Schwab is looking to improve the availability, performance, reliability, and telemetry of its Trading Platform by implementing SRE best practices and modernizing tooling.
Requirements
- 10+ years of software development and site reliability engineering experience supporting production applications in any public cloud environment, PCF and IaaS.
- 7+ years in DevOps engineering leadership focusing on complementing production operations with automation and tooling initiatives.
- 5+ years of experience defining, driving and implementing operational best practices (SLOs, SLIs, Error Budgets, Monitoring errors, capacity planning, blameless postmortems and toil management).

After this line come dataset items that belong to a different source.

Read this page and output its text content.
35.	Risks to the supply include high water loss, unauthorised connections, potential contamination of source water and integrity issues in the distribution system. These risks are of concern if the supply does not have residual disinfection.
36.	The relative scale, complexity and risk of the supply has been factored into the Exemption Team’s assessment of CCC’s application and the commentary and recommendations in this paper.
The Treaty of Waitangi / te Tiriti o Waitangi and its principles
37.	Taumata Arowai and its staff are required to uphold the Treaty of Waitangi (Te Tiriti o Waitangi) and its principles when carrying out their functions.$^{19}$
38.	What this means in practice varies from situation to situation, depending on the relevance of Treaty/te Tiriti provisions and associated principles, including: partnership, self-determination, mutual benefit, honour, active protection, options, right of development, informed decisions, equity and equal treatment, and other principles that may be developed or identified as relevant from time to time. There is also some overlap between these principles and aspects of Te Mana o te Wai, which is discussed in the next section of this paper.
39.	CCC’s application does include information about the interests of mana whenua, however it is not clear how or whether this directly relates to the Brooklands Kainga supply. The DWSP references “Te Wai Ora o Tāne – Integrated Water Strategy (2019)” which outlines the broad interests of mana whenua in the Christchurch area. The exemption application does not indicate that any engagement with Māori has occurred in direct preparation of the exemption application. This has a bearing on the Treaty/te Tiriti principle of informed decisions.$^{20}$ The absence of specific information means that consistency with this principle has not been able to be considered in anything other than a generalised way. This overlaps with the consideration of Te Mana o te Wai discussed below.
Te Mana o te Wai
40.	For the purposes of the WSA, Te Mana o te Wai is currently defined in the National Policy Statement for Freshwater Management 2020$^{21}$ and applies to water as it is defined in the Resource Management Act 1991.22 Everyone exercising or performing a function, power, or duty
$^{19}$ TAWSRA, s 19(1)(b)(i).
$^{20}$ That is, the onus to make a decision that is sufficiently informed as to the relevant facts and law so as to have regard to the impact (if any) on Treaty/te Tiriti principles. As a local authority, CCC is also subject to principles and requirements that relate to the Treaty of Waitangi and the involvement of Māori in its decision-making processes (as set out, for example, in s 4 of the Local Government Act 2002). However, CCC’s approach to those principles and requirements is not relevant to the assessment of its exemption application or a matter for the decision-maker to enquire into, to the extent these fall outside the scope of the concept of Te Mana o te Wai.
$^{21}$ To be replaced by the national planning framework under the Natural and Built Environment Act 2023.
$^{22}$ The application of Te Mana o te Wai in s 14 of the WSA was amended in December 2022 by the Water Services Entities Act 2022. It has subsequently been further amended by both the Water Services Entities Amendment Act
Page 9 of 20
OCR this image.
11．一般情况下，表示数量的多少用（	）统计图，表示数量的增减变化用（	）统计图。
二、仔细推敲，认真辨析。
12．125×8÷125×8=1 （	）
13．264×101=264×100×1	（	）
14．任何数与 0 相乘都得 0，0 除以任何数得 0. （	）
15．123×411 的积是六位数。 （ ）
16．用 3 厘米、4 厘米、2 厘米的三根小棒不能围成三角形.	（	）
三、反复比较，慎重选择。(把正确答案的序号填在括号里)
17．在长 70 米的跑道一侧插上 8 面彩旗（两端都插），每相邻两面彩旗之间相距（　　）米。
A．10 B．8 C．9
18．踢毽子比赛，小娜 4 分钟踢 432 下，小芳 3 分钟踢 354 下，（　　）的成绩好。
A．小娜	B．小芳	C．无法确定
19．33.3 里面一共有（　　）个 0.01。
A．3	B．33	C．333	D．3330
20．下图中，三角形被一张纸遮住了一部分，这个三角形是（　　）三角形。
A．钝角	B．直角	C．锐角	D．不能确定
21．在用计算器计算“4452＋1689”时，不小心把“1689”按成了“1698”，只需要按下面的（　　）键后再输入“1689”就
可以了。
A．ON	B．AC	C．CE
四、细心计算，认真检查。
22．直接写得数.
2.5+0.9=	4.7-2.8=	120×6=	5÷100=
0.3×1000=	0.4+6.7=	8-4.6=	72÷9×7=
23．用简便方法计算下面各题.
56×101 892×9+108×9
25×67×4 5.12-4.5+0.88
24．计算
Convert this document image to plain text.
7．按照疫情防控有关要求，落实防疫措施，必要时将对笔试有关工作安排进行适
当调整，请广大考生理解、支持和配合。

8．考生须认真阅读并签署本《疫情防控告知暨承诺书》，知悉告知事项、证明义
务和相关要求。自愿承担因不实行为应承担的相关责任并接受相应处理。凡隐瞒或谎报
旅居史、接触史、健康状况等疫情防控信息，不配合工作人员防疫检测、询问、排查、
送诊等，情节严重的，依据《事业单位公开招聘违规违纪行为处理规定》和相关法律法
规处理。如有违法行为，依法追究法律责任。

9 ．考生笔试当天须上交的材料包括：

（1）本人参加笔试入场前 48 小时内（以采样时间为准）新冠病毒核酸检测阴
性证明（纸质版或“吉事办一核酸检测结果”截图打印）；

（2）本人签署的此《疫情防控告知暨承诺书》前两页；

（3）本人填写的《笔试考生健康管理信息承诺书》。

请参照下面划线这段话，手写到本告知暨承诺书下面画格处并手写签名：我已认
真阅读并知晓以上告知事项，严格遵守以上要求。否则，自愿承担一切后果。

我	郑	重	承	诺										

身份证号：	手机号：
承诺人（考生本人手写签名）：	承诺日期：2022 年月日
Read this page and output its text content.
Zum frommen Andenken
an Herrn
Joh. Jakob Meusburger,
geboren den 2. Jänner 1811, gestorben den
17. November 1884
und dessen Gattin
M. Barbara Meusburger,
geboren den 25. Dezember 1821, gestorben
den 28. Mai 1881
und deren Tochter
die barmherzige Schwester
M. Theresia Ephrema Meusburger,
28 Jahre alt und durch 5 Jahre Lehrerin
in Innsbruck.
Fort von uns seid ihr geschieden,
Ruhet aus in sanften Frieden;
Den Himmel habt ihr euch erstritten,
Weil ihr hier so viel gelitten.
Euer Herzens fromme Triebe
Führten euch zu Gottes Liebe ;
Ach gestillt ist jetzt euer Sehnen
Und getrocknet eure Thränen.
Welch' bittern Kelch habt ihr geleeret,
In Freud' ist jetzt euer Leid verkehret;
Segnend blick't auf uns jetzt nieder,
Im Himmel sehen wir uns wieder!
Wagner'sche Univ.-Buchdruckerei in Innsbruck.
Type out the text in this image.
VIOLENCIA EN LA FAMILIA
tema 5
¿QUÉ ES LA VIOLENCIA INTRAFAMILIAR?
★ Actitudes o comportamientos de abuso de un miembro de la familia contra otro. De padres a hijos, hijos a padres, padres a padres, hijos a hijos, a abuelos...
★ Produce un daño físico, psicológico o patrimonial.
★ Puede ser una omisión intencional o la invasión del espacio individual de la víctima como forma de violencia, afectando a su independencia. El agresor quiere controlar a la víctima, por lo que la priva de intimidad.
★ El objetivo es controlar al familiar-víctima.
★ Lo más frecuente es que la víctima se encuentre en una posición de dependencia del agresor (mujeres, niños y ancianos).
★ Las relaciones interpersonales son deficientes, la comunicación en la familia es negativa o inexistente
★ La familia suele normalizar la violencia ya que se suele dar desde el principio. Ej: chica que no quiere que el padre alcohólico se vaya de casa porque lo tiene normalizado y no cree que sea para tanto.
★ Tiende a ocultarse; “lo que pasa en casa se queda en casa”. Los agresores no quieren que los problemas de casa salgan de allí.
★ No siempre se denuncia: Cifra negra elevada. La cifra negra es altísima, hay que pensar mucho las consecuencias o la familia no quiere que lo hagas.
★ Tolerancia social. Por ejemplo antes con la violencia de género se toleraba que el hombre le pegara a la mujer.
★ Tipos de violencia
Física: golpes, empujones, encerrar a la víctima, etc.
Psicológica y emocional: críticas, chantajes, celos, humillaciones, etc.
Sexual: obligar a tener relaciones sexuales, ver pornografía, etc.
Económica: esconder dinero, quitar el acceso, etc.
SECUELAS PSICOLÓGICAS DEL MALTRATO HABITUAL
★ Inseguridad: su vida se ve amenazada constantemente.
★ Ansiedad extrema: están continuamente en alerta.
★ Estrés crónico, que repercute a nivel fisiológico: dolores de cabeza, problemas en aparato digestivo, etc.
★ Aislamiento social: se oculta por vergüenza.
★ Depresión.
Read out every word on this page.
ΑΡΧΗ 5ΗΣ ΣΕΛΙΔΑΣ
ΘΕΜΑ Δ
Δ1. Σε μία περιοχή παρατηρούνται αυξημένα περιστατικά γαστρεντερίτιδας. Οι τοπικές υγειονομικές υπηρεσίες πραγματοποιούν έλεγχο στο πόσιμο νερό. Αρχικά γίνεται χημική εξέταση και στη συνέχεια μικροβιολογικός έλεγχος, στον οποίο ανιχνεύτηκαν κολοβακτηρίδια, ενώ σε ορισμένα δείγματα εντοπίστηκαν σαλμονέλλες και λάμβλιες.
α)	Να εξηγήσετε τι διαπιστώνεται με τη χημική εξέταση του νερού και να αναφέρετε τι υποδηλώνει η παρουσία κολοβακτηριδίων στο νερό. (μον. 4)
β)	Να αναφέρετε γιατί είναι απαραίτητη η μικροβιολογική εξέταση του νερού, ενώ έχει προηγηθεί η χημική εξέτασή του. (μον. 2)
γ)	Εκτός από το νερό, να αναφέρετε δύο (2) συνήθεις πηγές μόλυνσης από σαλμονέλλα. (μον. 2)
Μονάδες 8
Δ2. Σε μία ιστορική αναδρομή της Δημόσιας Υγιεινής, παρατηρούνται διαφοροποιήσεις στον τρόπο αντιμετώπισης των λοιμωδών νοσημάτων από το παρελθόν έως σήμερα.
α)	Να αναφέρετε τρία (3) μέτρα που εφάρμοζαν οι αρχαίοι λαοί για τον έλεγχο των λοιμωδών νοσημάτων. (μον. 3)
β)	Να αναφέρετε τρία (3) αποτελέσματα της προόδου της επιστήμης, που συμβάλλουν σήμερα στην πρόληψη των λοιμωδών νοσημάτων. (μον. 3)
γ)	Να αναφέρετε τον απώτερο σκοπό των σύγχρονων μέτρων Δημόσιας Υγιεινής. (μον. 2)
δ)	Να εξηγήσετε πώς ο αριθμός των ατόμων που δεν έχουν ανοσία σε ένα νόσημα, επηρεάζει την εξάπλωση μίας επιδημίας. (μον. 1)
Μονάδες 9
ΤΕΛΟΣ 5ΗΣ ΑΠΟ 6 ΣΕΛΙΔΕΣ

- 5+ years of experience with CI/CD tools, logging, observability and telemetry solutions (Bitbucket, Bamboo, Github, Jenkins, Datadog, Splunk, Prometheus, Grafana etc.)
- Proficient in programming languages to automate repeatable processes and building IaaC solutions (Python, CloudFormation, Terraform)
- Knowledge of NoSQL databases (Aerospike, MongoDB preferred)
- Knowledge of IBM MQ, RabbitMQ and Kafka
Responsibilities
- Identifying tactical and strategic opportunities to improve service health, performance, reliability, and telemetry across Trading Platform
- Leading the design, architecture and implementation of availability and resiliency roadmap that delivers on modernized tooling and metrics.
- Working closely with development team to define a sustainable operating model for Trading applications focusing on platform scale, availability, fault tolerance and performance.
- Leading the automation and IaaC practices to ensure teams are following patterns to ensure repeatability, consistency and portability.
- Identifying toil and technical debt, develop a comprehensive plan and lead the team through the process of execution.
- Driving a shift-left mindset and influence architectural decisions to ensure resiliency and scale at the outset of software development process.
- Being a hands-on technical leader who will lead the team from the front and be able to inspire thought leadership in the team.
Other
- In-office collaboration and fully intend for the selected candidate for this role to work on site in the specified location(s).
- 7+ years of people leadership, supporting highly technical individuals including performance management, talent development, driving efficiencies and talent engagement.
- Leading the team with data driven mindset focusing on addressing key performance metrics such as MTTD, MTTR, Availability in close collaboration with Trading development and IT Operations teams.